While in-person interpreters are always “the preferred option for consequential medical conversations at Yale-New Haven Hospital,” the spokeswoman said, “augmentative services and new technologies are available to supplement the in-person staff when necessary, especially for unanticipated visits.”
Voices for the voiceless
A third complainant is a 73-year-old woman who went to Hartford Hospital on April 19 because of a kidney infection but was also quickly diagnosed with COVID-19.
The woman lost her short-term memory due to an aneurysm and several strokes 11 years ago and is mostly non-verbal.
During past hospital stays, the woman, who is only identified as “G.S.” in the complaint, always had a family member with her who could inform hospital staff if the woman was feeling pain or discomfort, as well as help keep her calm during difficult procedures or tests.
But this time, with COVID-19 visitor rules, her family was denied entry.

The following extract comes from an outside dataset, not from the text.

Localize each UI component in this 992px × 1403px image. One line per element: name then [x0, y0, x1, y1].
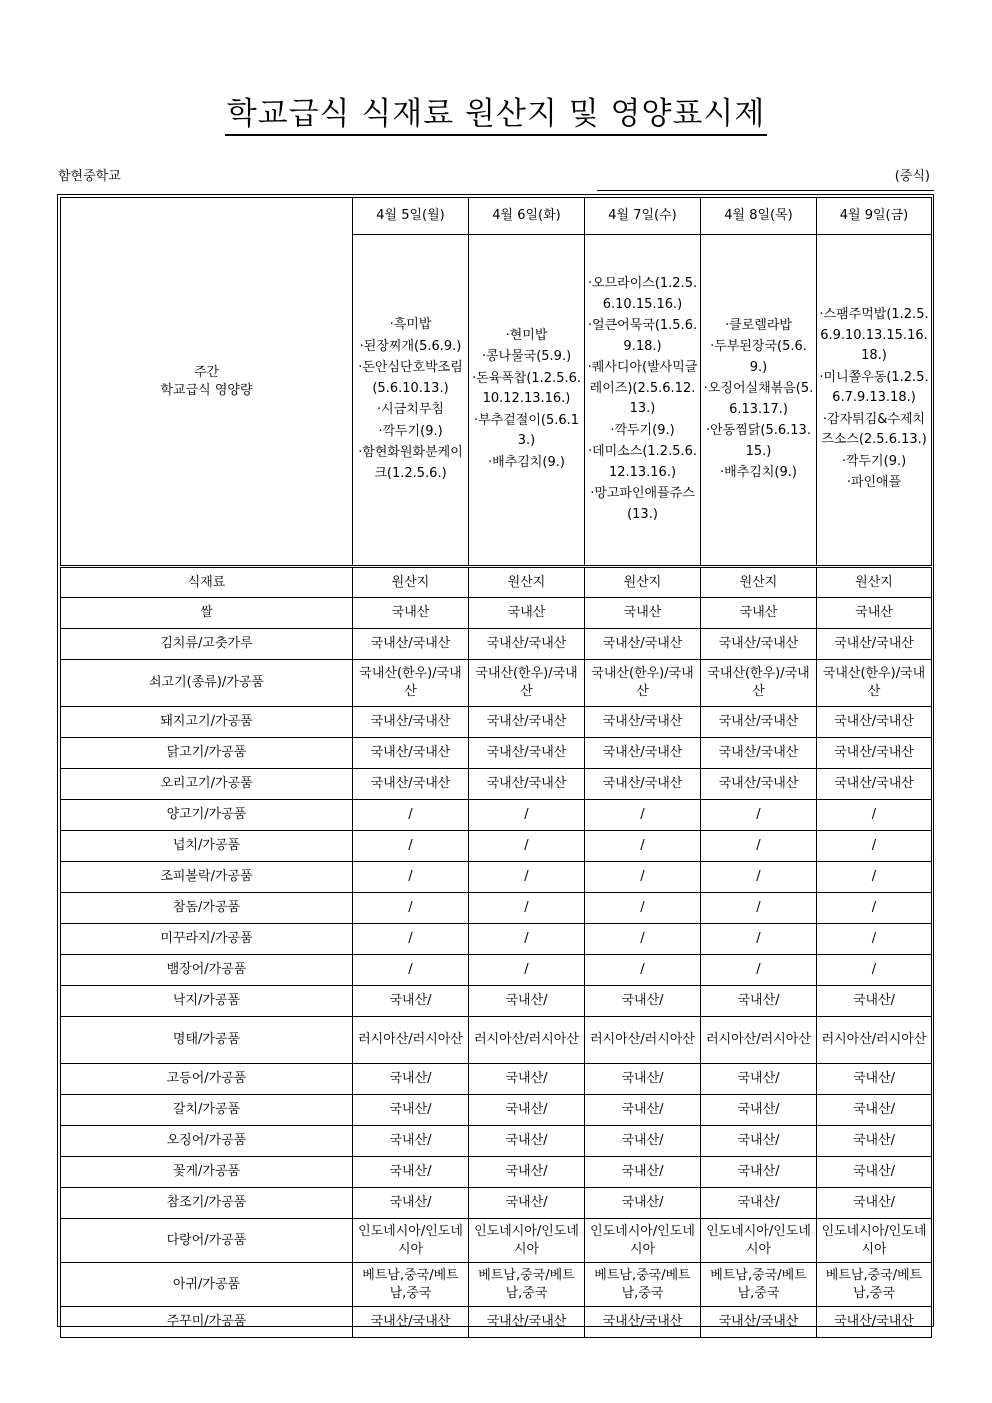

Her daughter, who asked that the CT Mirror not use the family’s name to maintain their mother’s privacy, said medical staff missed cues and her mother panicked in a way she hadn’t in the past. At one point, with her health declining and her fear and agitation growing, the woman tried to bite a nurse during a painful test. As a result, the complaint said, she was tied down and sedated.

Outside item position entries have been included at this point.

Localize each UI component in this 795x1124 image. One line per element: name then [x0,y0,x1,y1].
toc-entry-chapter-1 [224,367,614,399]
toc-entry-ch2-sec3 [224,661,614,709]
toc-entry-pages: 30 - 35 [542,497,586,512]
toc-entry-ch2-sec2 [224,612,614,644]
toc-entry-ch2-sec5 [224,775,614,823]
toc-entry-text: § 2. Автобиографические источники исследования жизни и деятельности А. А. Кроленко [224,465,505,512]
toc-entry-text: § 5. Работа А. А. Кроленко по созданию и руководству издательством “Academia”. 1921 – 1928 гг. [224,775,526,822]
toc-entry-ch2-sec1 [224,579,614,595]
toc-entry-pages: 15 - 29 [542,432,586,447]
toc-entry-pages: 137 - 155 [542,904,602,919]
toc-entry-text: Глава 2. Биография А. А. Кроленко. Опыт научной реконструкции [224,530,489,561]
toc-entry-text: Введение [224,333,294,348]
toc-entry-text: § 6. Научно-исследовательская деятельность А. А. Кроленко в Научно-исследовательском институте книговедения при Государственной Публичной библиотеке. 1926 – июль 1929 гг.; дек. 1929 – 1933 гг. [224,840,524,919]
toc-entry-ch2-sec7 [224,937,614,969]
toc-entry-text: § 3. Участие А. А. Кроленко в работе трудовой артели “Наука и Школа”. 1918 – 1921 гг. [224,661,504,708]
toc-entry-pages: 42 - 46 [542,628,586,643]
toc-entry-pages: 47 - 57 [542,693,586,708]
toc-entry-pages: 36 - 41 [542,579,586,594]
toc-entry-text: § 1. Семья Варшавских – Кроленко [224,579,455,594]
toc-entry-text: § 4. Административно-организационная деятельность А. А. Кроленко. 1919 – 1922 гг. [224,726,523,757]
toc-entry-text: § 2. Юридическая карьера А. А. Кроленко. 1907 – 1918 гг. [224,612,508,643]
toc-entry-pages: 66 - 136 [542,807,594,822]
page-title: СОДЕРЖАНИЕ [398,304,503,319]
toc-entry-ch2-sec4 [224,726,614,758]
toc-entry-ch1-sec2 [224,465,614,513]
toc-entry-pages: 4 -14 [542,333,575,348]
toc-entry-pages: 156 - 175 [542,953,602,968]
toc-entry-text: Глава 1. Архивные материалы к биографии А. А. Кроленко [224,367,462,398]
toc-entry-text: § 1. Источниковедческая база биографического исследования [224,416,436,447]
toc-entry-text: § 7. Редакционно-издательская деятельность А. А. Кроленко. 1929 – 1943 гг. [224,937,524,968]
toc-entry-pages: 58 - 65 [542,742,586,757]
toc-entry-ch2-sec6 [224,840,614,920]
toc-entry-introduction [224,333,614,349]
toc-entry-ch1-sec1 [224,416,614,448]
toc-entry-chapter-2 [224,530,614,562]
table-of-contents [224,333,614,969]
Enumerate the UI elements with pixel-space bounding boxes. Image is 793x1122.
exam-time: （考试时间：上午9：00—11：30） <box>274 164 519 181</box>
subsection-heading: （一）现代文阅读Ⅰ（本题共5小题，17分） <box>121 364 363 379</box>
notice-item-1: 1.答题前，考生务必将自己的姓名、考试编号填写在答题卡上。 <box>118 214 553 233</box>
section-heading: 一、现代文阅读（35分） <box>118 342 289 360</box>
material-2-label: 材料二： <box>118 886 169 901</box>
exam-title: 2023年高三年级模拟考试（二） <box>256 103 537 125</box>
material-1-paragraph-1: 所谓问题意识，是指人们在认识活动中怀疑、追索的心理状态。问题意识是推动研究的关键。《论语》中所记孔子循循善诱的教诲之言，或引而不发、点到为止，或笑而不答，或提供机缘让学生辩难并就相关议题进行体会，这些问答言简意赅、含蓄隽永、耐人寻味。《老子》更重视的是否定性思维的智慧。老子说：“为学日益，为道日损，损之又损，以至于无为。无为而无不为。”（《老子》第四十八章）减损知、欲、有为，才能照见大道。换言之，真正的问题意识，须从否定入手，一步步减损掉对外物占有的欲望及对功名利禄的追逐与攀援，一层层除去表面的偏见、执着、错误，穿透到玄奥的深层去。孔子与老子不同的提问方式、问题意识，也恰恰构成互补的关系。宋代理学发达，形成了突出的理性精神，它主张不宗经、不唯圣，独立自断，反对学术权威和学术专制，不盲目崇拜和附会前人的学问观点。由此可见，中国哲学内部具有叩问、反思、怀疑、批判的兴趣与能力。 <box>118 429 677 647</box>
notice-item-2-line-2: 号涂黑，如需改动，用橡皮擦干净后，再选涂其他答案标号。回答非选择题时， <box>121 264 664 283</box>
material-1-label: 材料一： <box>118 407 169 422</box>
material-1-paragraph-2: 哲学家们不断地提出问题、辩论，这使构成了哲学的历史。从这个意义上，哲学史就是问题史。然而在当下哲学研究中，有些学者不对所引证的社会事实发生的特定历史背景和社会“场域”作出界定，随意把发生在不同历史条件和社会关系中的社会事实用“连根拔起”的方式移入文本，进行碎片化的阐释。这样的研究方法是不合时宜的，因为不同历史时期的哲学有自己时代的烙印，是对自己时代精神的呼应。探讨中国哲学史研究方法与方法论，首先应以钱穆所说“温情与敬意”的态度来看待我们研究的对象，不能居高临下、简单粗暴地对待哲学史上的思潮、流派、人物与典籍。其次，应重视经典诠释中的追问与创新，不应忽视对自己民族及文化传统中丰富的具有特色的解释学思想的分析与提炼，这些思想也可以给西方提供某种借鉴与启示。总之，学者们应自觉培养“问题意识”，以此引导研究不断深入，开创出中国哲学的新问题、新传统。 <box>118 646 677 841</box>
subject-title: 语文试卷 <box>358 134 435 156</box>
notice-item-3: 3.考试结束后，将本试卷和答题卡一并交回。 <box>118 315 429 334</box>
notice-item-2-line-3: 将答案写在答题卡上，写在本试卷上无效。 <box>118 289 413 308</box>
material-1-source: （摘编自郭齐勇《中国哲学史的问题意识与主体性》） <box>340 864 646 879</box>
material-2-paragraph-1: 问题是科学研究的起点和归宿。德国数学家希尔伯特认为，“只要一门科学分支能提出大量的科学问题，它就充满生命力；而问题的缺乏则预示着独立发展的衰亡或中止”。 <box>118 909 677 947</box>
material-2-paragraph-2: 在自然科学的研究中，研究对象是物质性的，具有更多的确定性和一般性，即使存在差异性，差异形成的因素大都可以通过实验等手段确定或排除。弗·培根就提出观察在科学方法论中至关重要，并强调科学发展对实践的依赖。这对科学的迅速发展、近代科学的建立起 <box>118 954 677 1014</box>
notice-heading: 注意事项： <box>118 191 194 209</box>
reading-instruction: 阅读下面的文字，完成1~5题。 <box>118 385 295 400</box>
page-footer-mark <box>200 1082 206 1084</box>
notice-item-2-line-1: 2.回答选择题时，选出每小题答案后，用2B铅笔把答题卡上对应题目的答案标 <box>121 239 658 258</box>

“Imagine someone with no short-term memory opening their eyes and people with masks and full gear are coming at you and inflicting pain on you. What would you do?” her daughter asked. “It’s like waking up and feeling like you’ve just been kidnapped. That’s the vision we had in our head because our mom has never been violent, ever.”
The hospital agreed to assign an employee to sit with the woman and provided an iPad so she could have two video calls a day with her family.
“Our goal was just to be able to have her have a voice—somebody to make sure that her wishes were communicated,” said the daughter. They tried, too, to help medical staff understand their mother’s signals but, she said, “You can’t teach someone in five minutes what took 11 years to figure out.”
As their mother’s health continued to worsen, and the family again asked if one of them could visit. This time the hospital agreed, but on the condition that the visitor – another of the patient’s daughters – not leave the room. If she did, she would not be allowed back in. This was unsustainable, and after 24 hours with her mother, she left.
Requests for a second relative to visit were denied, the daughter said, and their mother was intubated on April 30 as her health continued to deteriorate.
“We thought, at that moment, we were going to lose her,” said the daughter. “It was a really, really bad day.”
But after two weeks on the ventilator, just as the outlook seemed the most grim, the patient’s breathing strengthened. On May 19, she tested COVID-19-free. The hospital said two family members could take turns visiting.
Cushman said she was glad the hospital agreed to let the family members in, but it’s unclear whether this was an exception for this family or a new policy.
How do you get somebody to really understand the difference between being a visitor and being that communicator?”
When asked to comment on this, a spokeswoman for Hartford Hospital emailed a statement that said, “As health care providers, our goal is always to ensure full and equal access to healthcare services and facilities for qualified persons with disabilities. At Hartford Healthcare, a support person is allowed to accompany a patient with a disability when required.”
When asked to clarify the policy and explain whether this meant the visitor could not leave the patient’s room or would not be allowed back in, the spokeswoman did not respond.
“They consider you a visitor,” the daughter said, “but with my mom, it’s not just visiting. It’s her connection to the outside world. How do you get somebody to really understand the difference between being a visitor and being that communicator?”